#FOAMed Digest No. 8: Thank You Sir, May I Have Another?

In the spirit of demonstrating how FOAM resources can reinforce resident curriculum, I thought for this installment of #FOAMed digest we would do something a little different and highlight FOAM resources that build on the topics and discussions from conference last week.  For those of you who didn't make it, the conference run down from last week:

             GI core content: esophagus and stomach
             Trauma Case Conference: Traumatic cardiac arrest in the blunt trauma patient 
                                                           Traumatic cerebrovascular injury
             Key papers in critical care
             Navigating the politics of innovation
                .... and a little on cognitive overload

For those of you who want to solidify and expand your knowledge,  you need not wait for tommorrow's review.  Here are some FOAM resources to help you do just that:

Disorders of the esophagus and stomach: Medical school taught you to memorize buzzwords and basics of management for disorders of the esophagus and stomach, but the FOAM world can expand
on this background and sometimes teach you to think critically about management decisions.  Here are some good FOAM resources on the Upper GI bleed:
              Who can I send home?  An oldie but goodie - a review from our own journal club on risk stratification for patients presenting with a GI bleed.
               Here is a critical review by EM Lyceum of upper GI bleed management including PPIs, octreotide in variceal bleeds, and conclusions from the good old NG lavage.  Some of things we do are really not that evidence-based.

Dr. Wessman's review of key article in critical care touched on GI also, recommending that we all read  this article published in NEJM, and reset our transfusion goal to 7 in the absence of massive hemorrhage.

And here is a link to the Scott Weingart video on Blakemore placement shown in conference. 

Traumatic Arrest:  Let's see if we can learn about things being done a little differently ... and prehospital -  Listen to this emcrit podcast  on management of a patient in traumatic arrest with Irish Road Racing doctor and RAGE team member, John Hinds.  Be sure to read the commentary, because there is an excellent discussion/debate bringing up important considerations for management of traumatic arrest.

Traumatic arrest patients usually do not need meds to facilitate intubation, but as an aside last week one of our trauma colleagues brought up whether we should be using ketamine instead of etomidate
Photo credit: http://inkrose98.deviantart.com/art/Car-Crash-2-254652116
when intubating trauma patients (especially hypotensive ones) in our ED.   I highly recommend this critical review posted last week by the SGEM about ketamine's undeserved bad reputation.  You might just make it your go-to in your next trauma patient even if you suspect intracranial pathology.


What blood products should we be giving to our patients?  A recent body of research from the THOR consortium (Traumatic Hemostasis and Oxygenation Research which includes St.
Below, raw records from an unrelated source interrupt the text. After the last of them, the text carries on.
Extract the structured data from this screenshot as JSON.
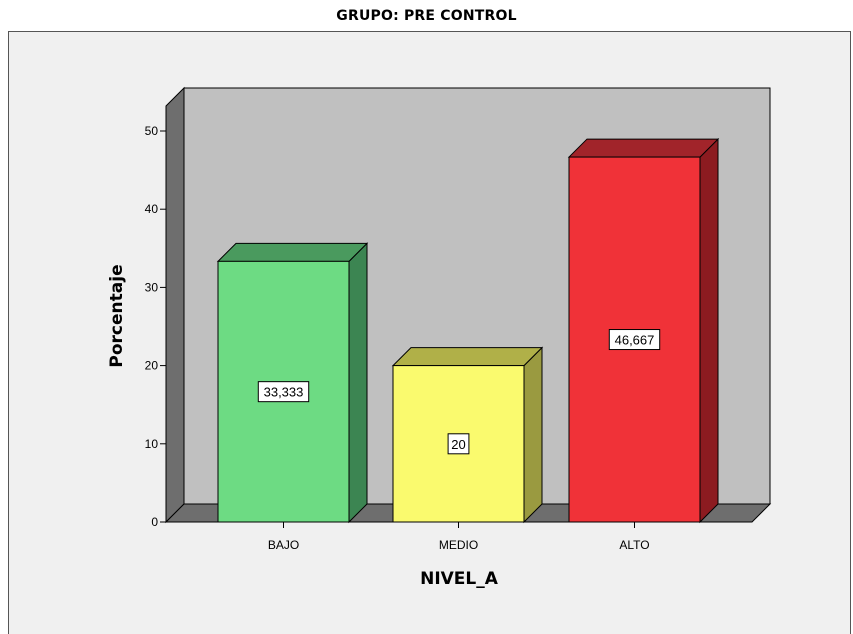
{
  "chart_data": {
    "type": "bar",
    "title": "GRUPO: PRE CONTROL",
    "xlabel": "NIVEL_A",
    "ylabel": "Porcentaje",
    "ylim": [
      0,
      50
    ],
    "yticks": [
      "0",
      "10",
      "20",
      "30",
      "40",
      "50"
    ],
    "categories": [
      "BAJO",
      "MEDIO",
      "ALTO"
    ],
    "values": [
      33.333,
      20,
      46.667
    ],
    "data_labels": [
      "33,333",
      "20",
      "46,667"
    ],
    "colors": [
      "#6ddb83",
      "#fafa6e",
      "#f03238"
    ],
    "side_colors": [
      "#3c8552",
      "#9a9a40",
      "#8c1b20"
    ],
    "top_colors": [
      "#4a9a5e",
      "#b0b048",
      "#a1242a"
    ],
    "plot_background": "#c0c0c0",
    "wall_color": "#6e6e6e",
    "grid": false,
    "three_d": true
  }
}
Louis Children's Hospital PICU attending Phil Spinella), suggests whole blood.  Here is a link to the THOR website and articles of interest published by the consortium.

Last week during conference we asked the FOAMed world via twitter for input on CPR in traumatic arrest.  The response was largely negative.  Steve Carroll of @embasic mentioned potential use of REBOA.  For those of you unfamiliar with this device here is a description of the procedure and current evidence regarding its use from the Hennepin County site HQMeded.  If you are still interested, here is  an amazing story recounted on emcrit of prehospital REBOA use for a pelvic fracture. 

And finally... if you still have not watched Cliff Reid's talk on Making Things Happen on leading a resuscitation, do it now.  You will not regret it.

Traumatic vertebral artery injury: If you need a basic review of the talk given by our surgery colleagues, you can read the East Guidelines on Blunt Cerebrovascular Injury.  If you are wondering about the data on the sensitivity of CTA for detection of blunt cerebrovascular injury, you can listen to a podcast by the SGEM here.  Finally, our own blog took on the subject of whether vascular imaging is mandated in the presence of a cervical seatbelt sign, read what we had to say here 

Navigating the politics of innovation: When I think about what I like about FOAMed, it is that it is a a bottom --> up innovation.  As we learned from Dr. Andrew Knight's talk last week, one of the barriers to dissemination of innovation is top-down decision making with the expectation of bottom-up use.  This is important when thinking about how to effect culture change, but also useful when thinking about managing patient expectations.  I think two good reads on how to talk to patients regarding management decisions are this article in Wired about David Newman and the NNT as a method for data translation, and the "Ed in the ED" blog as a discussion forum on difficult patient conversations.

Wild Style, the epitome of quick-thinking-calm-under-pressure
... and a little on Cognitive Overload : I highly recommend this lecture from Air Force pararescuer Mike Lauria on enhancing cognition and critical decision making in acute care that was shared on the emcrit blog.   Take a Deep Breath.